A Few Big Steps in the ETL Process Development
Actually the first step would be to read the following documents:
1) Business Request Specification (BRSs): these are very high level documents, which help to identify various data sources and the scope for the ETL process. In addition, these BRSs also defines, typically,
- primary contact(s) and business analyst(s) for each data source
- data elements and also functionalities that the master data management system needs to map out and replicate
- whether the data elements and also functionalities are from upstream or for the downstream systems
- reporting requirements
2) Ideally I should have access to all the upstream data sources now by working with the technical contact for each data source.
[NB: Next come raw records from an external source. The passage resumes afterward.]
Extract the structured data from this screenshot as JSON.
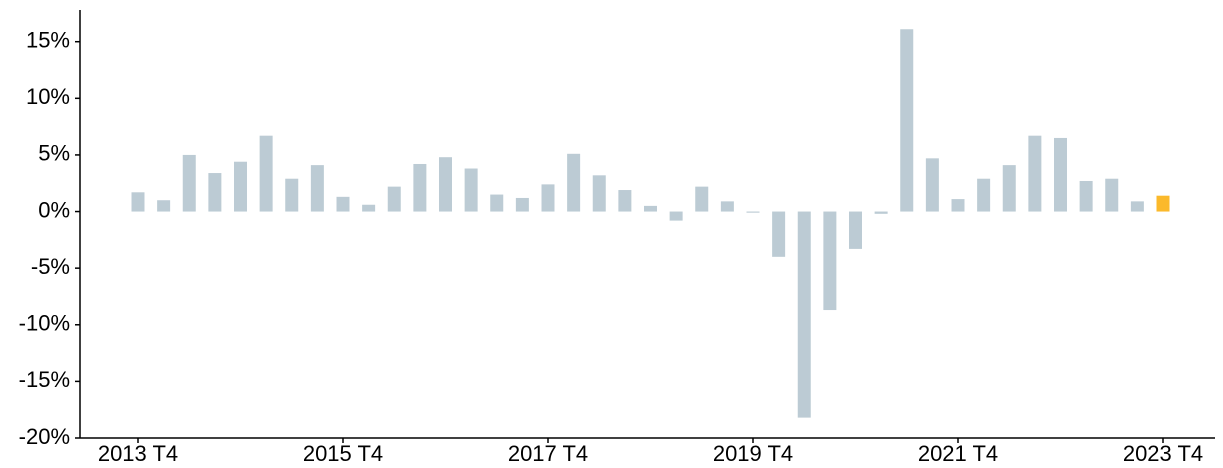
{
  "chart_data": {
    "type": "bar",
    "categories": [
      "2013 T4",
      null,
      null,
      null,
      null,
      null,
      null,
      null,
      "2015 T4",
      null,
      null,
      null,
      null,
      null,
      null,
      null,
      "2017 T4",
      null,
      null,
      null,
      null,
      null,
      null,
      null,
      "2019 T4",
      null,
      null,
      null,
      null,
      null,
      null,
      null,
      "2021 T4",
      null,
      null,
      null,
      null,
      null,
      null,
      null,
      "2023 T4"
    ],
    "values": [
      1.7,
      1.0,
      5.0,
      3.4,
      4.4,
      6.7,
      2.9,
      4.1,
      1.3,
      0.6,
      2.2,
      4.2,
      4.8,
      3.8,
      1.5,
      1.2,
      2.4,
      5.1,
      3.2,
      1.9,
      0.5,
      -0.8,
      2.2,
      0.9,
      -0.1,
      -4.0,
      -18.2,
      -8.7,
      -3.3,
      -0.2,
      16.1,
      4.7,
      1.1,
      2.9,
      4.1,
      6.7,
      6.5,
      2.7,
      2.9,
      0.9,
      1.4
    ],
    "colors": [
      "#bccbd4",
      "#bccbd4",
      "#bccbd4",
      "#bccbd4",
      "#bccbd4",
      "#bccbd4",
      "#bccbd4",
      "#bccbd4",
      "#bccbd4",
      "#bccbd4",
      "#bccbd4",
      "#bccbd4",
      "#bccbd4",
      "#bccbd4",
      "#bccbd4",
      "#bccbd4",
      "#bccbd4",
      "#bccbd4",
      "#bccbd4",
      "#bccbd4",
      "#bccbd4",
      "#bccbd4",
      "#bccbd4",
      "#bccbd4",
      "#bccbd4",
      "#bccbd4",
      "#bccbd4",
      "#bccbd4",
      "#bccbd4",
      "#bccbd4",
      "#bccbd4",
      "#bccbd4",
      "#bccbd4",
      "#bccbd4",
      "#bccbd4",
      "#bccbd4",
      "#bccbd4",
      "#bccbd4",
      "#bccbd4",
      "#bccbd4",
      "#fbb92b"
    ],
    "ylim": [
      -20,
      17.8
    ],
    "yticks": [
      {
        "value": -20,
        "label": "-20%"
      },
      {
        "value": -15,
        "label": "-15%"
      },
      {
        "value": -10,
        "label": "-10%"
      },
      {
        "value": -5,
        "label": "-5%"
      },
      {
        "value": 0,
        "label": "0%"
      },
      {
        "value": 5,
        "label": "5%"
      },
      {
        "value": 10,
        "label": "10%"
      },
      {
        "value": 15,
        "label": "15%"
      }
    ],
    "grid": false
  }
}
A typical serve access matrix document should looks like this.
3) A Global BRS Field Listing document: this document should help to narrow down the scope of the ETL process by identifying only the fields required in the BRSs. A typical Global BRS Field Listing document should looks like this.
4) Field Mapping documents: these documents should further narrow down the scope of the ETL process.
5) Field Value Translation documents: these documents are field value standardization documents. What fields need to be standardized (i.e. from a defined list) and how the translation should be done need to be defined early during the ETL process development.
A typical translation table looks like this.
6) Filtering: the translation table can also serve as a filter, by adding an Exclude indicator. Very often, filters that are based on statuses, or item types need to be defined.
Other important items during the ETL process development include: the unique key(s) from the source systems, how non-standard values should be captured through an exception process.